Juan Vidal ha presentado en Mercedes-Benz Fashion Week Madrid su colección otoño-invierno 26/27, nacida de un viaje relámpago a Estambul que cambia el rumbo creativo. Setenta y dos horas bastaron para abrir un imaginario nuevo. La ciudad aparece como un territorio donde la sensualidad convive con lo espiritual, y esa tensión se convierte en materia de trabajo.
La colección parte de esa experiencia y la transforma en relato. No se queda en la postal; busca la fricción entre culturas y la posibilidad de que convivan sin diluirse. Oriente y Occidente no se enfrentan, se rozan. La tradición no se cita como ornamento, sino como energía que sigue viva. En el centro, la granada: fruto denso, lleno de semillas, símbolo antiguo de fertilidad y conocimiento. Cada grano es una parte de algo mayor, y esa idea de unidad atraviesa la propuesta.

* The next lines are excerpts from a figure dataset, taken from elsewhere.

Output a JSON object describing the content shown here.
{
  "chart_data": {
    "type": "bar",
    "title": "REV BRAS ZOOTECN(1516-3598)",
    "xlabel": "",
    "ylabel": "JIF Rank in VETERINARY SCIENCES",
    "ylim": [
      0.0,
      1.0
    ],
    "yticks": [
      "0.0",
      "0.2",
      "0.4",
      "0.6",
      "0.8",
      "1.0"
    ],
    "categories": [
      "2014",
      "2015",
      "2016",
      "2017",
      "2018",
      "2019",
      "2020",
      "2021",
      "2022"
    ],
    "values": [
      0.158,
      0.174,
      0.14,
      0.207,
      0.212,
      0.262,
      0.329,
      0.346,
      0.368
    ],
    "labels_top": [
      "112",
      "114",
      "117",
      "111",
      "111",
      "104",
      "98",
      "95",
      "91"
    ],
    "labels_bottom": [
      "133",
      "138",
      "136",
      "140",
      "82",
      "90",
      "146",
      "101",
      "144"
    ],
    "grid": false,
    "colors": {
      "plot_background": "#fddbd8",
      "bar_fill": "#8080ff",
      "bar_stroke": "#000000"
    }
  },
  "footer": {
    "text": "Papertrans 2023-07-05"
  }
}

En pasarela, esa unión se traduce en siluetas que combinan estructura y fluidez. Los tejidos dialogan entre texturas compactas y otras más ligeras, mientras la paleta recoge tonos profundos que remiten a la tierra y a la fruta abierta. La construcción equilibra contención y gesto, con detalles que evocan el símbolo sin caer en lo literal.
La colección no habla de mezcla como tendencia, sino como condición natural.